Dear Constant Reader,
For this foray into historic cooking, here’s something with ingredients most of you love — chocolate and booze!
This recipe comes from The Cooks and Confectioners Dictionary: or, the Accomplish’d Housewives Companion by John Nott (1726).
To make Wine Chocolate
Take a pint of Sherry, or a pint and half of red Port, four Ounces and a half of Chocolate, six Ounces of fine Sugar, and half an Ounce of white Starch, or fine Flour; mix, dissolve, and boil all these as before [previous recipe for “To Make Chocolate with Water” which “will be done in ten or twelve Minutes”]. But, if your Chocolate be with Sugar, take double the Quantity of Chocolate, and half the Quantity of Sugar; and so in all.
After years of working with medieval recipes which are vague, to say the least, on quantities and cooking times, this recipe was positively simple! I cut all the ingredients down to one-third, which made two generous servings.
Just melt together port (or sherry, but I haven’t tried that version), unsweetened chocolate (you want a high-quality bar chocolate; cocoa powder is not the same thing), sugar, and rice flour (it incorporates better than wheat flour).

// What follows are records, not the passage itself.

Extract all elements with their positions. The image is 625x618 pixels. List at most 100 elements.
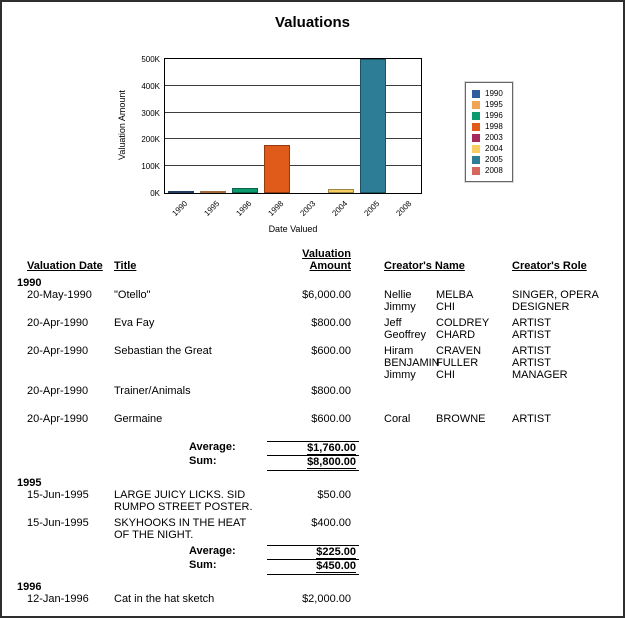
bar-1990 xyxy=(168,191,194,193)
table-row: 15-Jun-1995 SKYHOOKS IN THE HEAT OF THE N… xyxy=(17,517,608,541)
legend-swatch xyxy=(472,166,480,175)
y-axis-title: Valuation Amount xyxy=(117,90,127,160)
cell-creator-roles: ARTIST ARTIST MANAGER xyxy=(512,345,608,381)
creator-last-name: COLDREY xyxy=(436,317,490,329)
cell-valuation-amount: $2,000.00 xyxy=(302,593,351,605)
y-tick-100K: 100K xyxy=(141,162,160,172)
cell-valuation-amount: $600.00 xyxy=(311,413,351,425)
creator-name-line: Hiram CRAVEN xyxy=(384,345,512,357)
legend-label: 2005 xyxy=(485,155,503,164)
creator-role-line: ARTIST xyxy=(512,357,551,369)
cell-creator-names: Nellie MELBA Jimmy CHI xyxy=(384,289,512,313)
legend-item-2004: 2004 xyxy=(472,143,503,154)
sum-value: $8,800.00 xyxy=(267,455,359,471)
legend-item-2003: 2003 xyxy=(472,132,503,143)
group-summary: Average: $225.00 Sum: $450.00 xyxy=(17,545,608,575)
cell-valuation-date: 20-May-1990 xyxy=(27,289,92,301)
legend-label: 1990 xyxy=(485,89,503,98)
cell-valuation-amount: $800.00 xyxy=(311,385,351,397)
y-tick-400K: 400K xyxy=(141,81,160,91)
cell-valuation-date: 15-Jun-1995 xyxy=(27,489,89,501)
header-creator-name: Creator's Name xyxy=(384,260,465,272)
group-year-label: 1995 xyxy=(17,477,42,489)
average-value-text: $1,760.00 xyxy=(307,442,356,455)
legend-label: 2004 xyxy=(485,144,503,153)
creator-name-line: Jeff COLDREY xyxy=(384,317,512,329)
average-row: Average: $1,760.00 xyxy=(17,441,608,455)
table-row: 20-May-1990 "Otello" $6,000.00 Nellie MELBA J… xyxy=(17,289,608,313)
creator-name-line: Nellie MELBA xyxy=(384,289,512,301)
legend-swatch xyxy=(472,89,480,98)
header-valuation-amount: Valuation Amount xyxy=(302,248,351,272)
legend-swatch xyxy=(472,133,480,142)
creator-role-line: SINGER, OPERA xyxy=(512,289,599,301)
average-value: $225.00 xyxy=(267,545,359,559)
sum-label: Sum: xyxy=(189,455,217,467)
legend-label: 1998 xyxy=(485,122,503,131)
creator-role-line: ARTIST xyxy=(512,329,551,341)
cell-creator-names: Coral BROWNE xyxy=(384,413,512,437)
average-value: $1,760.00 xyxy=(267,441,359,455)
y-tick-300K: 300K xyxy=(141,108,160,118)
sum-row: Sum: $450.00 xyxy=(17,559,608,575)
cell-creator-roles xyxy=(512,489,608,513)
cell-creator-roles: ARTIST xyxy=(512,413,608,437)
x-tick-1996: 1996 xyxy=(234,199,254,218)
bar-2004 xyxy=(328,189,354,193)
cell-valuation-amount: $800.00 xyxy=(311,317,351,329)
group-year-label: 1996 xyxy=(17,581,42,593)
cell-creator-roles: ARTIST ARTIST xyxy=(512,317,608,341)
creator-role-line: ARTIST xyxy=(512,345,551,357)
x-tick-1998: 1998 xyxy=(266,199,286,218)
legend-label: 1995 xyxy=(485,100,503,109)
table-row: 15-Jun-1995 LARGE JUICY LICKS. SID RUMPO … xyxy=(17,489,608,513)
legend-item-2005: 2005 xyxy=(472,154,503,165)
creator-last-name: CHI xyxy=(436,301,455,313)
creator-last-name: CHI xyxy=(436,369,455,381)
table-body: 1990 20-May-1990 "Otello" $6,000.00 Nellie ME… xyxy=(17,277,608,616)
y-tick-0K: 0K xyxy=(150,189,160,198)
cell-spacer xyxy=(354,413,384,437)
cell-valuation-date: 20-Apr-1990 xyxy=(27,317,89,329)
cell-creator-roles xyxy=(512,593,608,616)
group-year-label: 1990 xyxy=(17,277,42,289)
x-tick-2008: 2008 xyxy=(394,199,414,218)
creator-role-line: ARTIST xyxy=(512,413,551,425)
sum-row: Sum: $8,800.00 xyxy=(17,455,608,471)
x-tick-2004: 2004 xyxy=(330,199,350,218)
table-row: 20-Apr-1990 Trainer/Animals $800.00 xyxy=(17,385,608,409)
cell-valuation-amount: $600.00 xyxy=(311,345,351,357)
table-row: 12-Jan-1996 Cat in the hat sketch $2,000.0… xyxy=(17,593,608,616)
bar-1998 xyxy=(264,145,290,193)
y-tick-200K: 200K xyxy=(141,135,160,145)
y-tick-500K: 500K xyxy=(141,55,160,64)
creator-name-line: Jimmy CHI xyxy=(384,301,512,313)
legend-swatch xyxy=(472,111,480,120)
creator-role-line: MANAGER xyxy=(512,369,568,381)
cell-creator-names xyxy=(384,385,512,409)
legend-item-1996: 1996 xyxy=(472,110,503,121)
cell-creator-names: Jeff COLDREY Geoffrey CHARD xyxy=(384,317,512,341)
cell-valuation-date: 15-Jun-1995 xyxy=(27,517,89,529)
chart-title: Valuations xyxy=(274,14,351,31)
legend-label: 1996 xyxy=(485,111,503,120)
creator-first-name: Geoffrey xyxy=(384,329,426,341)
cell-title: Cat in the hat sketch xyxy=(114,593,215,605)
cell-valuation-amount: $6,000.00 xyxy=(302,289,351,301)
legend-label: 2003 xyxy=(485,133,503,142)
x-axis-title: Date Valued xyxy=(268,224,318,234)
cell-valuation-date: 20-Apr-1990 xyxy=(27,385,89,397)
cell-creator-names xyxy=(384,593,512,616)
creator-last-name: BROWNE xyxy=(436,413,486,425)
valuations-table: Valuation Date Title Valuation Amount Cr… xyxy=(2,248,623,616)
table-row: 20-Apr-1990 Eva Fay $800.00 Jeff COLDREY Geof… xyxy=(17,317,608,341)
table-row: 20-Apr-1990 Germaine $600.00 Coral BROWNE ART… xyxy=(17,413,608,437)
header-valuation-date: Valuation Date xyxy=(27,260,103,272)
cell-spacer xyxy=(354,289,384,313)
cell-valuation-date: 12-Jan-1996 xyxy=(27,593,89,605)
cell-spacer xyxy=(354,317,384,341)
cell-creator-names xyxy=(384,489,512,513)
table-header-row: Valuation Date Title Valuation Amount Cr… xyxy=(17,248,608,272)
cell-title: "Otello" xyxy=(114,289,151,301)
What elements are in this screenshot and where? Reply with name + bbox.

In the 18th century, this drink would have been served in a special chocolate pot with a hole in the lid. A “mill” or wooden whisk would fit in the hole and the chocolate would be frothed before serving it by rubbing the mill between your palms. I don’t have a chocolate pot, but I do have a
molinillo, which is used for making Mexican hot chocolate and is basically the same as a mill, just fancier. Despite my best efforts, I couldn’t get the mixture to froth at all. Oh well.
The wine chocolate is very rich, but not terribly sweet, and the starch makes it very thick. I couldn’t finish my cup, so I stashed the leftovers in the fridge and had it a couple of days later over ice cream. So decadent!
And here’s my version.
Wine Chocolate a deux
1 cup ruby port (or about 2/3 cup of sherry)
1 1/2 oz. unsweetened chocolate, broken into pieces
2 oz. white sugar (about 1/4 cup)
1 1/2 teaspoons rice flour
Heat the port gently in a saucepan and add the chocolate and sugar. Stir until they dissolve. Stir in the rice flour and let the mixture simmer (not boil, despite what the original recipe says) for about 10 minutes, stirring from time to time. Froth with a mill, molinillo or whisk and then quickly pour into cups.
Serves 2 generously.
The item on the saucer is an Elizabethan Jumble. Perhaps that will be the next historic cookery post.